4. Lembramos que a decisão aqui em causa não nos parece ter implicado um elevado grau de dificuldade, uma vez que a questão decidenda foi apenas a de estabelecer se não lograram ilidir a presunção legal, constante do art. 6.º, n.º 4 do CIRS, matéria já objeto de abundante e reiterada jurisprudência.
5. Mas mais do que isso, parece-nos, o muito elevado montante a pagar a título de taxa de justiça põe um problema evidente de desproporcionalidade, de um excesso evidente e injusto entre as taxas de justiça a suportar e o serviço efetivamente prestado.
6. A que acresce que nos parece demonstrado que a Fazenda Pública adotou um comportamento irrepreensível em todo o processado porque sempre se norteou pelo princípio da legalidade na sua atuação e, concretamente neste processo, pautou a sua conduta processual pelo princípio da colaboração com a justiça, abstendo-se da prática de atos inúteis, fornecendo todos os elementos necessários à boa decisão da causa e não promovendo quaisquer expedientes de natureza dilatória.
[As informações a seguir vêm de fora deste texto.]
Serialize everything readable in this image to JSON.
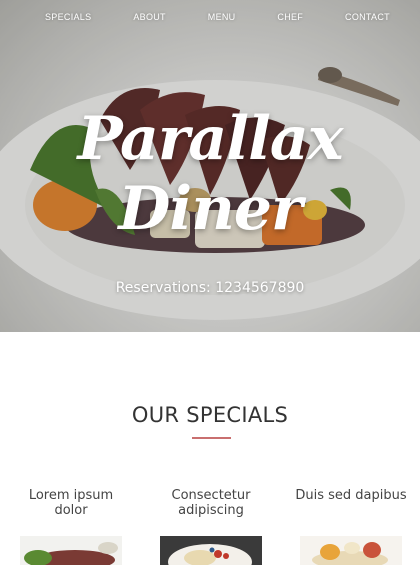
{
  "nav": {
    "items": [
      {
        "label": "SPECIALS"
      },
      {
        "label": "ABOUT"
      },
      {
        "label": "MENU"
      },
      {
        "label": "CHEF"
      },
      {
        "label": "CONTACT"
      }
    ]
  },
  "hero": {
    "title": "Parallax Diner",
    "subtitle": "Reservations: 1234567890"
  },
  "specials_section": {
    "title": "OUR SPECIALS",
    "accent_color": "#c96f6f",
    "items": [
      {
        "name": "Lorem ipsum dolor"
      },
      {
        "name": "Consectetur adipiscing"
      },
      {
        "name": "Duis sed dapibus"
      }
    ]
  }
}
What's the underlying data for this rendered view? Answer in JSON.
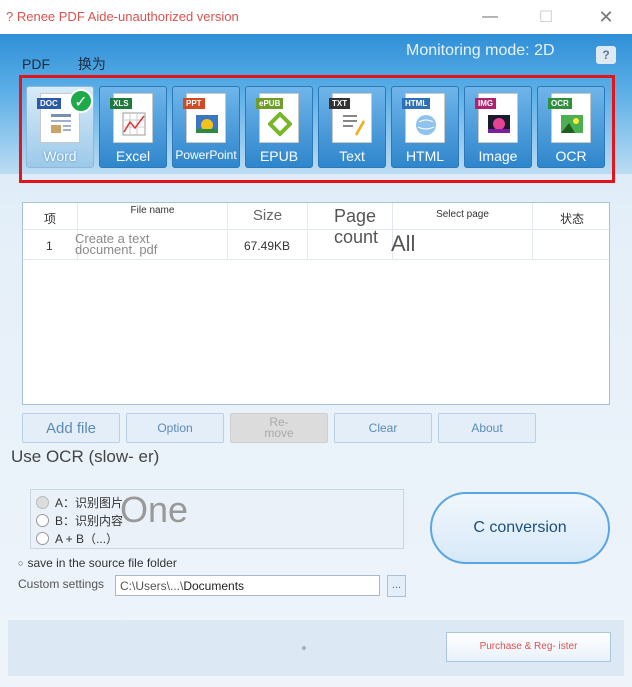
{
  "window": {
    "title": "? Renee PDF Aide-unauthorized version",
    "minimize": "—",
    "maximize": "☐",
    "close": "✕"
  },
  "header": {
    "monitoring_mode": "Monitoring mode: 2D",
    "help": "?",
    "convert_label_prefix": "PDF",
    "convert_label_suffix": "换为"
  },
  "formats": [
    {
      "tag": "DOC",
      "label": "Word",
      "tag_color": "#2b5aa8",
      "active": true
    },
    {
      "tag": "XLS",
      "label": "Excel",
      "tag_color": "#1e7a3c",
      "active": false
    },
    {
      "tag": "PPT",
      "label": "PowerPoint",
      "tag_color": "#d04a24",
      "active": false
    },
    {
      "tag": "ePUB",
      "label": "EPUB",
      "tag_color": "#6f9d2a",
      "active": false
    },
    {
      "tag": "TXT",
      "label": "Text",
      "tag_color": "#333333",
      "active": false
    },
    {
      "tag": "HTML",
      "label": "HTML",
      "tag_color": "#2e6fb5",
      "active": false
    },
    {
      "tag": "IMG",
      "label": "Image",
      "tag_color": "#b0226e",
      "active": false
    },
    {
      "tag": "OCR",
      "label": "OCR",
      "tag_color": "#2f8f3a",
      "active": false
    }
  ],
  "table": {
    "headers": {
      "index": "项",
      "file_name": "File name",
      "size": "Size",
      "page_count": "Page count",
      "select_page": "Select page",
      "status": "状态"
    },
    "rows": [
      {
        "index": "1",
        "file_name": "Create a text document. pdf",
        "size": "67.49KB",
        "page_count": "",
        "select_page": "All",
        "status": ""
      }
    ]
  },
  "actions": {
    "add_file": "Add file",
    "option": "Option",
    "remove": "Re- move",
    "clear": "Clear",
    "about": "About"
  },
  "ocr": {
    "label": "Use OCR (slow- er)",
    "option_a": "A：识别图片",
    "option_b": "B：识别内容",
    "option_ab": "A + B（...）",
    "one": "One"
  },
  "convert_button": "C conversion",
  "output": {
    "save_source": "save in the source file folder",
    "custom_settings": "Custom settings",
    "path_prefix": "C:\\Users\\...\\",
    "path_value": "Documents",
    "browse": "..."
  },
  "footer": {
    "purchase": "Purchase & Reg- ister",
    "dot": "。"
  }
}
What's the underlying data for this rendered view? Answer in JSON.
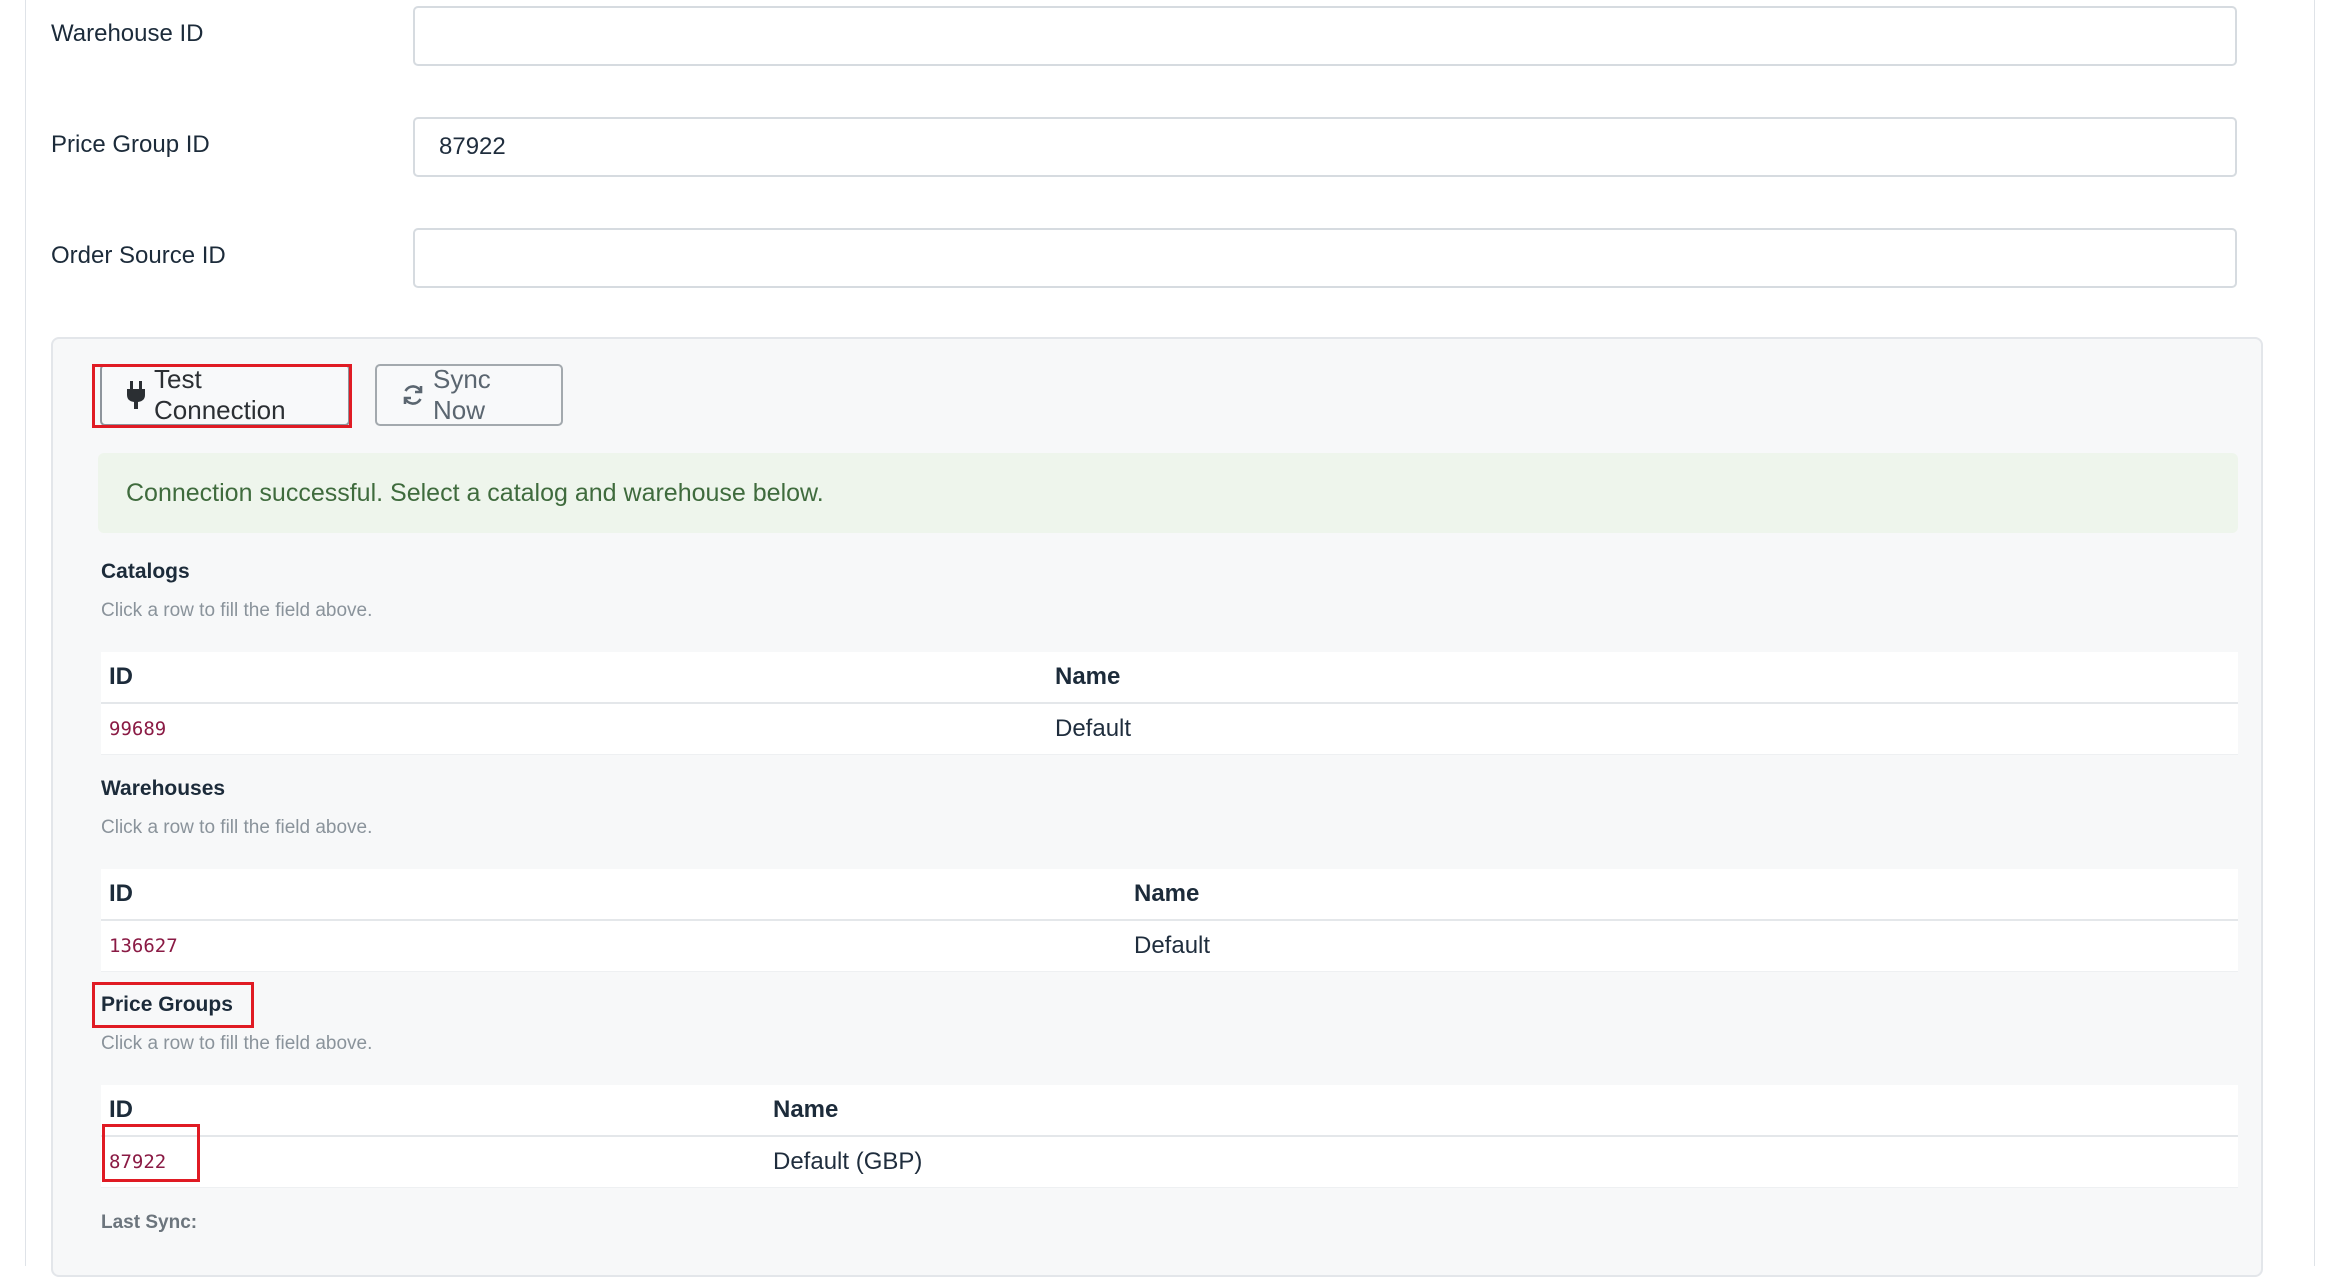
{
  "form": {
    "warehouse_id": {
      "label": "Warehouse ID",
      "value": ""
    },
    "price_group_id": {
      "label": "Price Group ID",
      "value": "87922"
    },
    "order_source_id": {
      "label": "Order Source ID",
      "value": ""
    }
  },
  "actions": {
    "test_connection": {
      "label": "Test Connection",
      "icon": "plug-icon"
    },
    "sync_now": {
      "label": "Sync Now",
      "icon": "refresh-icon"
    }
  },
  "alert": {
    "text": "Connection successful. Select a catalog and warehouse below."
  },
  "catalogs": {
    "title": "Catalogs",
    "help": "Click a row to fill the field above.",
    "columns": [
      "ID",
      "Name"
    ],
    "rows": [
      {
        "id": "99689",
        "name": "Default"
      }
    ]
  },
  "warehouses": {
    "title": "Warehouses",
    "help": "Click a row to fill the field above.",
    "columns": [
      "ID",
      "Name"
    ],
    "rows": [
      {
        "id": "136627",
        "name": "Default"
      }
    ]
  },
  "price_groups": {
    "title": "Price Groups",
    "help": "Click a row to fill the field above.",
    "columns": [
      "ID",
      "Name"
    ],
    "rows": [
      {
        "id": "87922",
        "name": "Default (GBP)"
      }
    ]
  },
  "last_sync": {
    "label": "Last Sync:"
  },
  "colors": {
    "highlight": "#e01b24",
    "success_bg": "#eef5ec",
    "success_text": "#3f6b3d",
    "mono_id": "#8a1a44"
  }
}
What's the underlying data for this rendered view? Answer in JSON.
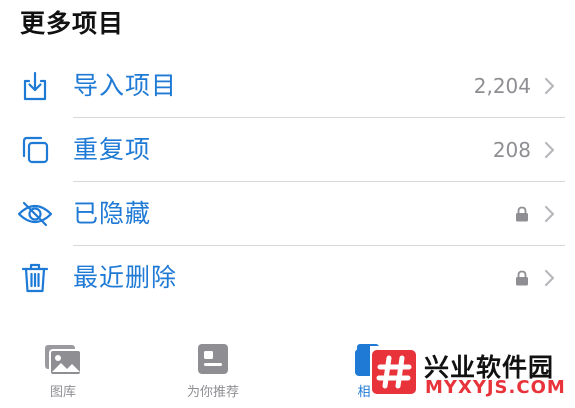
{
  "section": {
    "title": "更多项目"
  },
  "items": [
    {
      "label": "导入项目",
      "count": "2,204",
      "icon": "import-icon",
      "locked": false
    },
    {
      "label": "重复项",
      "count": "208",
      "icon": "duplicates-icon",
      "locked": false
    },
    {
      "label": "已隐藏",
      "count": "",
      "icon": "eye-slash-icon",
      "locked": true
    },
    {
      "label": "最近删除",
      "count": "",
      "icon": "trash-icon",
      "locked": true
    }
  ],
  "tabbar": {
    "tabs": [
      {
        "label": "图库",
        "icon": "photo-library-icon",
        "active": false
      },
      {
        "label": "为你推荐",
        "icon": "for-you-icon",
        "active": false
      },
      {
        "label": "相",
        "icon": "albums-icon",
        "active": true
      }
    ]
  },
  "watermark": {
    "title": "兴业软件园",
    "subtitle": "MYXYJS.COM"
  },
  "colors": {
    "accent": "#1f7ad6",
    "secondary_text": "#8e8e93",
    "watermark_red": "#e8333a"
  }
}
7. Diz-nos o acórdão do STA de 22/03/2017, no recurso nº 01568/15, que “A dispensa do remanescente prevista neste preceito legal prende-se com a verificação de dois requisitos cumulativos, a simplicidade da questão tratada e a conduta das partes facilitadora e simplificadora do trabalho desenvolvido pelo tribunal”.
8. Em sentido idêntico, entendeu-se no Acórdão do Tribunal Central Administrativo Sul (Processo n.º 964/15.0BELRS datado de 13/10/2017), o seguinte: Conforme entendimento expresso no acórdão do STA de 07.05.2014, proferido no processo n.º01953/13 a que aderimos, «A norma constante do nº7 do art. 6º do RCP deve ser interpretada em termos de ao juiz, ser lícito, mesmo a título oficioso, dispensar o pagamento, quer da totalidade, quer de uma fração ou percentagem do remanescente da taxa de justiça devida a final, pelo facto de o valor da causa exceder o patamar de €275.000, consoante o resultado da ponderação das especificidades da situação concreta (utilidade económica da causa, complexidade do processado e comportamento das partes),iluminada pelos princípios da proporcionalidade e da igualdade.» (disponível em texto integral em www.dgsi.pt).
Considerando que o valor da presente causa ultrapassa o patamar de 275.000€ e que a mesma não assumiu especial complexidade nem a conduta assumida por qualquer uma das partes, em recurso, pode considerar-se num nível reprovável, tendo-se limitado, como referido, grosso modo, à discussão da questão jurídica da (i)legitimidade substantiva da oponente na execução fiscal,
Nada obsta que a recorrente seja dispensada, do pagamento do remanescente da taxa de justiça, atendo o resultado da ponderação das especificidades da situação concreta (utilidade económica da causa, complexidade do processado e comportamento das partes), iluminada pelos princípios da proporcionalidade e da igualdade.
9. E a jurisprudência mais recente tem vindo a dar uma importância acrescida à questão da proporcionalidade das taxas de justiça, tanto no aspeto do seu valor relativamente ao serviço prestado e, ainda mais importante, às consequências negativas que o seu valor elevado pode ter no próprio acesso à justiça e na sua concretização prática, tendo em conta que a administração da justiça é um dos elementos fundamentais de um estado de direito.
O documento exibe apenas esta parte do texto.